On information overload

8 May 2007 | § 6 Patton

Today's WSJ (subscription for fulltext), in the Business Technology section, juxtaposes two pieces on the hypergrowth of digital information, discussing its reasons, its effects, and some responses to the growth.

The first piece is a straightforward and informative mini-whitepaper, entitled "Cutting Files Down to Size". It mentions the efforts of Chevron and Credit Suisse to control their information, primarily through implementation of new tools, new methods, and new employee work habits. There's something about an information base that's presently 1.2 petabytes in size, potentially growing by 57% per year, that can focus the minds of management. Add to that the million email messages per day that the 59,000 employee Chevron claims to process, and you're talking some serious data. So much data, perhaps, that's it's not even possible to glean the information from it. A veritable flood.
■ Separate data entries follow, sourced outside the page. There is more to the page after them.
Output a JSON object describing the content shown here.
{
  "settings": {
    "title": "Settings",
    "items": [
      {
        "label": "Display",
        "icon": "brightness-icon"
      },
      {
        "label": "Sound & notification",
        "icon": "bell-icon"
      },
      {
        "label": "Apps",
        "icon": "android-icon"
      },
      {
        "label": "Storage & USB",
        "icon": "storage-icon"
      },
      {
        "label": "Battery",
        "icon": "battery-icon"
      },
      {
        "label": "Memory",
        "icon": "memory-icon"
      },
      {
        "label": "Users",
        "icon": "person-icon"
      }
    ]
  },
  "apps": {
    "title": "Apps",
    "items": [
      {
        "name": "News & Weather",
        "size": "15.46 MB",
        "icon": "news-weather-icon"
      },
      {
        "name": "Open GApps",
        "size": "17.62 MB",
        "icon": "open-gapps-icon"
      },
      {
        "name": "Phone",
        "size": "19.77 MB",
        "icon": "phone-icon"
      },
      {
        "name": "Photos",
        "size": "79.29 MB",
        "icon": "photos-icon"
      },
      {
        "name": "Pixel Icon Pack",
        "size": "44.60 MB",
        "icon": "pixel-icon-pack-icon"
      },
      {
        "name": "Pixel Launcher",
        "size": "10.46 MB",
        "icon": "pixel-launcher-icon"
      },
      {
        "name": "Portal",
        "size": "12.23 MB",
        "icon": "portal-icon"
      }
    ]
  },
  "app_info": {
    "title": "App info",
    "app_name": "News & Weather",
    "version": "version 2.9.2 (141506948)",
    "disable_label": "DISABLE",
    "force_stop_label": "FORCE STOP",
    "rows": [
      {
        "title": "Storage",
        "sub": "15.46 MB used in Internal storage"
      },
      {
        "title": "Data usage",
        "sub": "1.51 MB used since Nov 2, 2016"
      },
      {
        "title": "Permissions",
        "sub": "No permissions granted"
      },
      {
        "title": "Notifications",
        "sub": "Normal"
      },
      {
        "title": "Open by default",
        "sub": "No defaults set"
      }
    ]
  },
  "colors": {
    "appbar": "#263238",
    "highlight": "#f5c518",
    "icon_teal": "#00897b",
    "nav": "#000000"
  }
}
The primary solutions discussed are conceptually simple:

Get people to pay attention to the amount by which they're increasing the deluge
Put systems in place to eliminate redundancy, such as using Microsoft's well-reviewed SharePoint server, ensuring that even the worst PowerPoint slide decks are only stored once
Admitting, and getting data creators to admit, that not all information is equally valuable

All excellent steps, though both expensive and difficult to implement. Totally aside from the grotesque knock-on effects of continually increasing technology infrastructure to store all new information, the real benefit from such efforts is to remove potential sources of background noise; the unimportant, the duplicative, and the no-longer-operative. "Data" is both easy and not intrinsically valuable - it's "information" that's both difficult and valuable, and too much data can obscure the information. Best of luck to the contestants in slaying their particular dragons.

The companion piece, on the same page, in Lee Gomes' "Talking Tech" column was the more intriguing of the two. Entitled "Computers Should Be Taught To Let Certain Memories Go", it contained an interview with Harvard KSG professor Viktor Mayer-Schoenberger, and was among the more thought-provoking pieces in the entire day's paper.
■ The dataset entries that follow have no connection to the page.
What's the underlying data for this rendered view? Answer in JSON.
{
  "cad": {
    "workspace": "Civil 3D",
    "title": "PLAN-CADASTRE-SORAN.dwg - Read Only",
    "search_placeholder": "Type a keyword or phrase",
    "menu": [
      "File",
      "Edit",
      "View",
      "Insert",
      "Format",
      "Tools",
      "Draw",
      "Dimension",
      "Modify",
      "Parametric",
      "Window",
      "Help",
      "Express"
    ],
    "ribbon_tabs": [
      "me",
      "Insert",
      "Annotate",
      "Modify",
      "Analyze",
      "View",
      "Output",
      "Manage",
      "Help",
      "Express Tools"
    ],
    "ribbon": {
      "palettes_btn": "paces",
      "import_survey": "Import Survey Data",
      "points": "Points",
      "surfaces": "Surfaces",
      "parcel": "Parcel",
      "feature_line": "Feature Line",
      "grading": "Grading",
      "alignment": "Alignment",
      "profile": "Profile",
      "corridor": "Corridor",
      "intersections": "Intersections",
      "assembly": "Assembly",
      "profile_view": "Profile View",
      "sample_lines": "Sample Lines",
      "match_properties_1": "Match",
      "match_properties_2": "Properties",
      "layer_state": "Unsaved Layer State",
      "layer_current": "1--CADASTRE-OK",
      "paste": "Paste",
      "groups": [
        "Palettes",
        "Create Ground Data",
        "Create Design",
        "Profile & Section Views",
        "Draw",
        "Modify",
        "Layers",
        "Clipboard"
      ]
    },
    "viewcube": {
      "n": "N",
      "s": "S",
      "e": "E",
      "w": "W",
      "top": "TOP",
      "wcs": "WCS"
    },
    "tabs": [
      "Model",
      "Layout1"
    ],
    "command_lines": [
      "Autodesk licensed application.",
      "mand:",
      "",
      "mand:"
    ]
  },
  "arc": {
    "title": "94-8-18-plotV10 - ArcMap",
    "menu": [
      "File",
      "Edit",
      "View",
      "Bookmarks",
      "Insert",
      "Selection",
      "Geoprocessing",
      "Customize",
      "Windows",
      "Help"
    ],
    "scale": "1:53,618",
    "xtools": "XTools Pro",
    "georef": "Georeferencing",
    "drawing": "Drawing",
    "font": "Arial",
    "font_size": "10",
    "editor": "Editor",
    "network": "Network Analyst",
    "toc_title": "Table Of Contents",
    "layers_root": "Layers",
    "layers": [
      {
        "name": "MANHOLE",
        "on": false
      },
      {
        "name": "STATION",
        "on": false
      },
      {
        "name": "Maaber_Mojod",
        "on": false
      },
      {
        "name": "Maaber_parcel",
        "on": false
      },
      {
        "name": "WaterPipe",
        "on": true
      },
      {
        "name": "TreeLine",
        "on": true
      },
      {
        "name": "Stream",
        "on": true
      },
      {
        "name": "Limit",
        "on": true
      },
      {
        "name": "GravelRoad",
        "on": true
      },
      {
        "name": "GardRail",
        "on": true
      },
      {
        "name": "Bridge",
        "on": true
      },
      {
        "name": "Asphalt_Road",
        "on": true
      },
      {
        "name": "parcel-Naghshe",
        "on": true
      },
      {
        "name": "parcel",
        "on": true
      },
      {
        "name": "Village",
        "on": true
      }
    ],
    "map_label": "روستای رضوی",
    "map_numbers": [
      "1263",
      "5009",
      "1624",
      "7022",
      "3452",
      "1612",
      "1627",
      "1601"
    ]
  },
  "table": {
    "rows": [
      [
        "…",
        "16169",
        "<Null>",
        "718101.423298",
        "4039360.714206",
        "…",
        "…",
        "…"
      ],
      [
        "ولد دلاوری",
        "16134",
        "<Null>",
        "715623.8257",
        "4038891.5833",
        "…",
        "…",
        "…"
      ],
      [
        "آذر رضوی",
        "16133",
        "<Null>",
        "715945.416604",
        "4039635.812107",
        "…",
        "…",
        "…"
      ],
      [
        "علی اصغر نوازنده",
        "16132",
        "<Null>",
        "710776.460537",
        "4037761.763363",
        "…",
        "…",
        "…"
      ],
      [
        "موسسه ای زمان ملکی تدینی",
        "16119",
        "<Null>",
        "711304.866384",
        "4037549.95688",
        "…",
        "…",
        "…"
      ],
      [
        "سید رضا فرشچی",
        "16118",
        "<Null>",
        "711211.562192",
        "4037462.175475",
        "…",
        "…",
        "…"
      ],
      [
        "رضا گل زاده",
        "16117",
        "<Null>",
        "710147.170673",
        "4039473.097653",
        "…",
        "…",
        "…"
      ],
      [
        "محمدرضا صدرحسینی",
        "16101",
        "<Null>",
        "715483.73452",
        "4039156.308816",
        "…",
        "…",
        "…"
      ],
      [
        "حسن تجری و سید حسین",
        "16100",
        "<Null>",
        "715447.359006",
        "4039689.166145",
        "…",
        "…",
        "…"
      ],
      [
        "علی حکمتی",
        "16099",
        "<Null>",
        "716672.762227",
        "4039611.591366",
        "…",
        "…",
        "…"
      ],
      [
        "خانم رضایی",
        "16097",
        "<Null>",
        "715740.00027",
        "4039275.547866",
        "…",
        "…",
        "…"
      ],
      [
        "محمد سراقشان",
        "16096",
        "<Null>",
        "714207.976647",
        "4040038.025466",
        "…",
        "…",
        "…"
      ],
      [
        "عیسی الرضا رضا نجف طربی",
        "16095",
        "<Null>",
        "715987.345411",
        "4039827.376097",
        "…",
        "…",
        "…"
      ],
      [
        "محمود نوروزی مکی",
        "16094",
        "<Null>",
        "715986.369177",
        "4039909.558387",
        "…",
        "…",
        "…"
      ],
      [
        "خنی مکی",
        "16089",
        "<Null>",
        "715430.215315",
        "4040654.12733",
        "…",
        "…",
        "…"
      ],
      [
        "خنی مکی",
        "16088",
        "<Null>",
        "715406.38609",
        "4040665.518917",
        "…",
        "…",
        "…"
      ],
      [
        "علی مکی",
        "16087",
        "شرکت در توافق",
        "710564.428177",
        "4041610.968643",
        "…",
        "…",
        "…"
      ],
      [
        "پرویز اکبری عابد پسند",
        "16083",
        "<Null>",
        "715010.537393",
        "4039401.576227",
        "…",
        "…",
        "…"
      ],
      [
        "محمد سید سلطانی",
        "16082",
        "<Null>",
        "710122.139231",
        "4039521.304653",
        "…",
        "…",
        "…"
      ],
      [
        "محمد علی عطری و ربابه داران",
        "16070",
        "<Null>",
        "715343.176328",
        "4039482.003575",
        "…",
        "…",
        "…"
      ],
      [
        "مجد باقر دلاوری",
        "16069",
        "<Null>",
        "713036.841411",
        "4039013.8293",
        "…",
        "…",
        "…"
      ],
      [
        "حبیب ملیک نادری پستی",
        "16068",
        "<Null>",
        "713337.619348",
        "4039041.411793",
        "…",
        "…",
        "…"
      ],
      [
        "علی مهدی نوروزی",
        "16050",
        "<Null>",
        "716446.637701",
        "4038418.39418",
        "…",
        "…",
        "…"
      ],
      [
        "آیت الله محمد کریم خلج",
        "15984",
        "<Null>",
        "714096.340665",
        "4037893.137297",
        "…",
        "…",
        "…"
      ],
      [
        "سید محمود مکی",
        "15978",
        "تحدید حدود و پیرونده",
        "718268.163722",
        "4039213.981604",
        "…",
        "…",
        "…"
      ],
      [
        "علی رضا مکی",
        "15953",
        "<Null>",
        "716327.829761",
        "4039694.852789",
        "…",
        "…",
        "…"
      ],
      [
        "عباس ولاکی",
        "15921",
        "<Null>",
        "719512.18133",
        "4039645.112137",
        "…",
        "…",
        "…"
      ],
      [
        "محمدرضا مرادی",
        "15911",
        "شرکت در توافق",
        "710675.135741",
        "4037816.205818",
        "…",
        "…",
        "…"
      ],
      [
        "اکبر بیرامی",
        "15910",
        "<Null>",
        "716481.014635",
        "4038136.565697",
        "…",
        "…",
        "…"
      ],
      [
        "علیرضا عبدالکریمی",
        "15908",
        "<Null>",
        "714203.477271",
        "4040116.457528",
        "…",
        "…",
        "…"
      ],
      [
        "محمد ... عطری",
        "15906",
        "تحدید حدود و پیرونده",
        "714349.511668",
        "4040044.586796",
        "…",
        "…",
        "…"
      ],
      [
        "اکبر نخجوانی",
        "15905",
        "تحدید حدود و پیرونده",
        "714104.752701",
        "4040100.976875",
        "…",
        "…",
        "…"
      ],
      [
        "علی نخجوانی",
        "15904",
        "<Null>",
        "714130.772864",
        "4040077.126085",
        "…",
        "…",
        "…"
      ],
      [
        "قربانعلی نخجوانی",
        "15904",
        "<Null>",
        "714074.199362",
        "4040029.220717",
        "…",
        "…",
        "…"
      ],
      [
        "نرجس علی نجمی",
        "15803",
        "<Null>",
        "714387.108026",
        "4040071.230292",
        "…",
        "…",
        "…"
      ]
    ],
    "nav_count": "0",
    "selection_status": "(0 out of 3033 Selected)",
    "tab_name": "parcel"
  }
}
Mr. Mayer-Schoenberger's thesis is this:

Human beings ... weren't designed to remember everything we ever learned, and sometimes are better off when we forget. Computers, he adds, should as a result be taught to let some memories go.
...
We are biologically hard-wired to selectively remember. But in moving into a digital age, we are now surrounding ourselves with tools that have inversed (sic) that.
...
How does this make life different?
In the predigital age, we might have called someone who knew a person we were interested in learning about, got them to tell us about the person. And we would get a quick picture -- but not a complete and comprehensive picture of each and every piece of communication or behavior that the person did over the past 20 years. I think we have lost something by moving from that sort of short encapsulation toward a complete picture that provides us with all the details, the sort that over time, we as a society, and as human beings, tend to forget.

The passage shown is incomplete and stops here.